TORONTO — Certaines notions qu’apprennent les élèves de l’Ontario sont vieillissantes, et plusieurs d’entre elles n’ont pas été révisées depuis au moins dix ans.

 

« Le ministère de l’Éducation n’a pas de processus officiel pour déterminer quand et ce qui va être mis à jour pour s’assurer que les élèves de l’Ontario apprennent le matériel le plus actuel et le plus pertinent dans un monde où la technologie et la diversité culturelle évoluent rapidement », a déclaré la vérificatrice générale de l’Ontario, Bonnie Lysyk, dans son rapport annuel déposé cette semaine.

Son Bureau a révélé que plusieurs manuels scolaires de l’Ontario sont vieux et non pertinents.

Plusieurs programmes d’études de la province n’ont pas été révisés depuis plus d’une décennie, et bon nombre des manuels qui figurent sur la liste des livres approuvés par le ministère de l’Éducation sont tout aussi vieux, souligne Bonnie Lysyk. 

Par ailleurs, même si l’Ontario obtient de bons résultats aux tests internationaux et nationaux dans certains domaines comme la lecture, les mathématiques et les sciences, les résultats ont stagné et même diminué au cours des cinq dernières années. 
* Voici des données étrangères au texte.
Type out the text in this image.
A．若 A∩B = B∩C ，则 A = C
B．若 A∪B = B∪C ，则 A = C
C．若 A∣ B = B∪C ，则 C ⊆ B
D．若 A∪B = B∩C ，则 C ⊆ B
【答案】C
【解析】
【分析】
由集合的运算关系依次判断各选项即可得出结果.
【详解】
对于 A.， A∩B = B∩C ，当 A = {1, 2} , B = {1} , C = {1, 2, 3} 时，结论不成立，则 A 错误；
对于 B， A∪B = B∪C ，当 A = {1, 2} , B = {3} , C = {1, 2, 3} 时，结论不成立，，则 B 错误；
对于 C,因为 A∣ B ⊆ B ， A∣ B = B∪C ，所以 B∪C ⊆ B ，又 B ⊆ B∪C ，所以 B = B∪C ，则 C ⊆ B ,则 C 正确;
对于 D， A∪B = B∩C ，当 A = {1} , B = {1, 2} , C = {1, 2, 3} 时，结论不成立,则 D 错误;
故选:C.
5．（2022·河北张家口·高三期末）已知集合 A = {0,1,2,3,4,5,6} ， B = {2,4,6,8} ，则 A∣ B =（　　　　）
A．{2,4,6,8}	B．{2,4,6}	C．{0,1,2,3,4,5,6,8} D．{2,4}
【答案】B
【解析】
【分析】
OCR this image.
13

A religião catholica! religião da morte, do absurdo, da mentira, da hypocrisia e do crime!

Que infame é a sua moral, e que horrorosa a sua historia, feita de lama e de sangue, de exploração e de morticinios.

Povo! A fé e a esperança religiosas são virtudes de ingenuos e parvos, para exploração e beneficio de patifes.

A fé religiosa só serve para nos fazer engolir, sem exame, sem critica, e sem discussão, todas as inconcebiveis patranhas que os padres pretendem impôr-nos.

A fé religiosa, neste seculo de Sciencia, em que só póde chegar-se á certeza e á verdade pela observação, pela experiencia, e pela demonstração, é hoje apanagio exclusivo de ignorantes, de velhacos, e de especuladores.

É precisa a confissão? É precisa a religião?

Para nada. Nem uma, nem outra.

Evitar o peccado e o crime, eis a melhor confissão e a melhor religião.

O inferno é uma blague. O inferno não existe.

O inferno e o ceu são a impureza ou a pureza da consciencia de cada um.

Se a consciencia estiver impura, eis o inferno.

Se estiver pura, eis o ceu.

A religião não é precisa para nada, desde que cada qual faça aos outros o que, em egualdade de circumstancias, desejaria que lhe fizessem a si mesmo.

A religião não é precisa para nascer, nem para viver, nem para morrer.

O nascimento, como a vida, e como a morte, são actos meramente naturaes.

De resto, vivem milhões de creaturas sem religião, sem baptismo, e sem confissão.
Les résultats des évaluations de l’Office de la qualité et de la responsabilité en éducation (OQRE) sont à la baisse, révèle la vérificatrice générale, particulièrement en mathématiques. Or, les raisons derrière ces résultats décevants demeurent inconnues du ministère. 

Un nouveau curriculum adapté à la COVID-19

La vérificatrice générale a salué les progrès du ministère dans l’apprentissage en ligne au cours de la COVID-19, « y compris la numérisation du nouveau programme de mathématiques et du contenu en ligne pour diverses matières, la formation des enseignants à l’apprentissage à distance et les dispositions relatives à la technologie pour les étudiants ». 

Celle-ci a même révélé que, dans la plupart des cas, le ministère a suivi les étapes appropriées de son processus d’examen et de révision lors de la création des programmes.

Elle soulève toutefois un bémol : des programmes récents ont été publiés sans suffisamment de temps pour que les conseils scolaires et les écoles les examinent. 

Mme Lysyk juge que les enseignants n’ont pas eu assez de temps pour préparer du matériel pédagogique et des ressources pour les mettre en œuvre.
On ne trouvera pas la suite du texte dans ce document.